In a MySQL 5.6 database I have table tablename
which has (including others) three TEXT
columns: col_a, col_b, col_c
.
I want to extract all unique words (with words being separated by spaces) from these three columns that are at least 5 characters long. By "word" I mean any string of non-space characters, eg "foo-123" would be a word, as would "099423". The columns are all utf8 format InnoDB columns.
Is there a single query to do this?
EDIT: As requested, here's an example: (in the real data col_a, col_b and col_c are TEXT fields and could have a large number of words.)
select id, col_a, col_b, col_c from tablename;
id | col_a | col_b | col_c
----|--------------------|----------------|----------------------
1 | apple orange plum | red green blue | bill dave sue
2 | orange plum banana | yellow red | frank james
3 | kiwi fruit apple | green pink | bill sarah-jane frank
expected_result: ["apple", "orange", "banana", "fruit",
"green", "yellow", "frank", "james", "sarah-jane"]
I don't care about the order of results. thanks!
EDIT: in my example above, everything is in lowercase, as that's how I happen to store everything in my real-life table that this question relates to. But, for the sake of argument, if it did contain some capitalisation I would prefer the query to ignore capitalisation (this is the setting of my DB config as it happens).
EDIT2: in case it helps, all of the text columns have a FULLTEXT index on them.
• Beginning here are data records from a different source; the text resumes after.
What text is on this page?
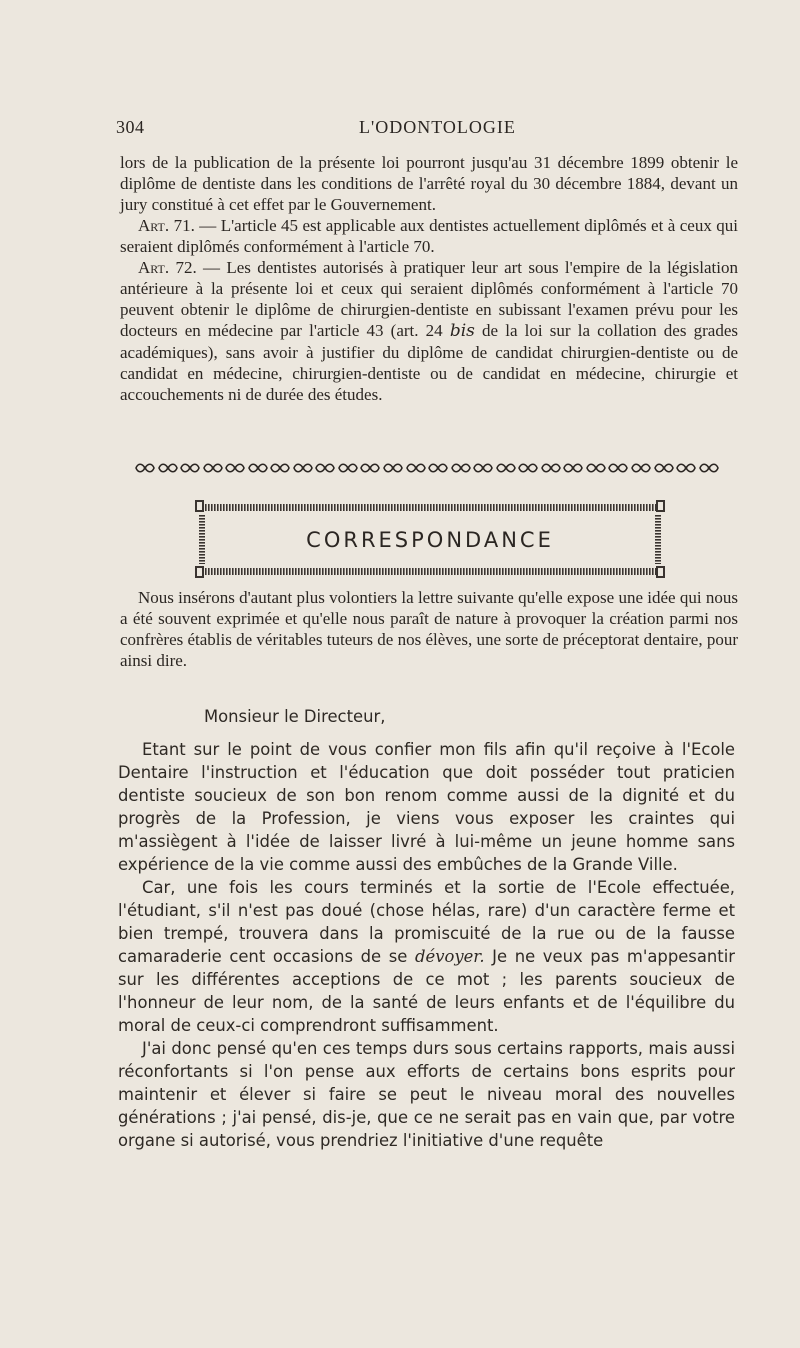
304	L'ODONTOLOGIE

lors de la publication de la présente loi pourront jusqu'au 31 décembre 1899 obtenir le diplôme de dentiste dans les conditions de l'arrêté royal du 30 décembre 1884, devant un jury constitué à cet effet par le Gouvernement.

Art. 71. — L'article 45 est applicable aux dentistes actuellement diplômés et à ceux qui seraient diplômés conformément à l'article 70.

Art. 72. — Les dentistes autorisés à pratiquer leur art sous l'empire de la législation antérieure à la présente loi et ceux qui seraient diplômés conformément à l'article 70 peuvent obtenir le diplôme de chirurgien-dentiste en subissant l'examen prévu pour les docteurs en médecine par l'article 43 (art. 24 bis de la loi sur la collation des grades académiques), sans avoir à justifier du diplôme de candidat chirurgien-dentiste ou de candidat en médecine, chirurgien-dentiste ou de candidat en médecine, chirurgie et accouchements ni de durée des études.

CORRESPONDANCE

Nous insérons d'autant plus volontiers la lettre suivante qu'elle expose une idée qui nous a été souvent exprimée et qu'elle nous paraît de nature à provoquer la création parmi nos confrères établis de véritables tuteurs de nos élèves, une sorte de préceptorat dentaire, pour ainsi dire.

Monsieur le Directeur,

Etant sur le point de vous confier mon fils afin qu'il reçoive à l'Ecole Dentaire l'instruction et l'éducation que doit posséder tout praticien dentiste soucieux de son bon renom comme aussi de la dignité et du progrès de la Profession, je viens vous exposer les craintes qui m'assiègent à l'idée de laisser livré à lui-même un jeune homme sans expérience de la vie comme aussi des embûches de la Grande Ville.

Car, une fois les cours terminés et la sortie de l'Ecole effectuée, l'étudiant, s'il n'est pas doué (chose hélas, rare) d'un caractère ferme et bien trempé, trouvera dans la promiscuité de la rue ou de la fausse camaraderie cent occasions de se dévoyer. Je ne veux pas m'appesantir sur les différentes acceptions de ce mot ; les parents soucieux de l'honneur de leur nom, de la santé de leurs enfants et de l'équilibre du moral de ceux-ci comprendront suffisamment.

J'ai donc pensé qu'en ces temps durs sous certains rapports, mais aussi réconfortants si l'on pense aux efforts de certains bons esprits pour maintenir et élever si faire se peut le niveau moral des nouvelles générations ; j'ai pensé, dis-je, que ce ne serait pas en vain que, par votre organe si autorisé, vous prendriez l'initiative d'une requête
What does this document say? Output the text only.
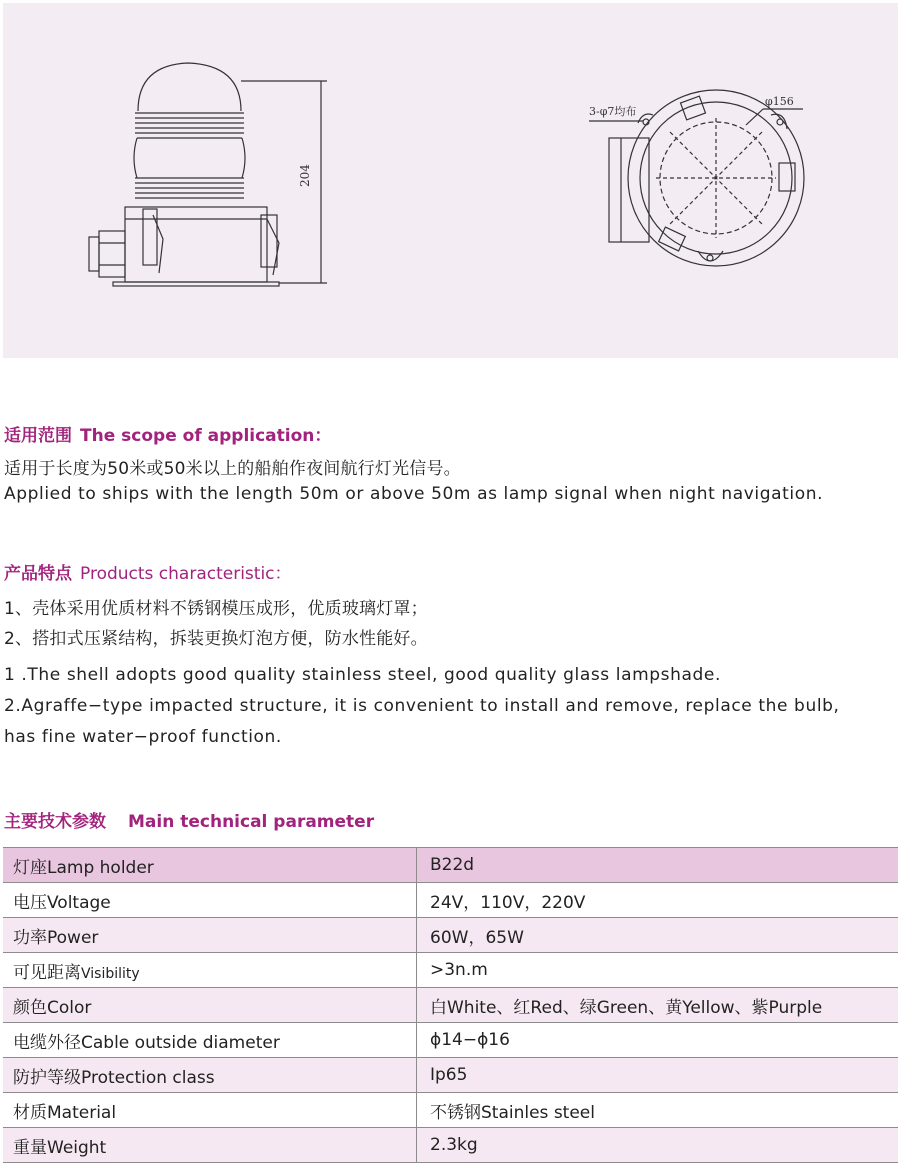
204
3-φ7均布
φ156
适用范围 The scope of application：
适用于长度为50米或50米以上的船舶作夜间航行灯光信号。
Applied to ships with the length 50m or above 50m as lamp signal when night navigation.
产品特点 Products characteristic：
1、壳体采用优质材料不锈钢模压成形，优质玻璃灯罩；
2、搭扣式压紧结构，拆装更换灯泡方便，防水性能好。
1 .The shell adopts good quality stainless steel, good quality glass lampshade.
2.Agraffe−type impacted structure, it is convenient to install and remove, replace the bulb,
has fine water−proof function.
主要技术参数 Main technical parameter
灯座Lamp holder	B22d
电压Voltage	24V，110V，220V
功率Power	60W，65W
可见距离Visibility	>3n.m
颜色Color	白White、红Red、绿Green、黄Yellow、紫Purple
电缆外径Cable outside diameter	ϕ14−ϕ16
防护等级Protection class	Ip65
材质Material	不锈钢Stainles steel
重量Weight	2.3kg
EDIT3: here is the SQL to create the sample data:
DROP TABLE IF EXISTS `tablename`;
CREATE TABLE `tablename` (
`id` int(11) NOT NULL AUTO_INCREMENT,
`col_a` text,
`col_b` text,
`col_c` text,
PRIMARY KEY (`id`)
) ENGINE=InnoDB AUTO_INCREMENT=4 DEFAULT CHARSET=utf8;
LOCK TABLES `tablename` WRITE;
INSERT INTO `tablename` VALUES (1,'apple orange plum','red green blue','bill dave sue'),(2,'orange plum banana','yellow red','frank james'),(3,'kiwi fruit apple','green pink','bill sarah-jane frank');
UNLOCK TABLES;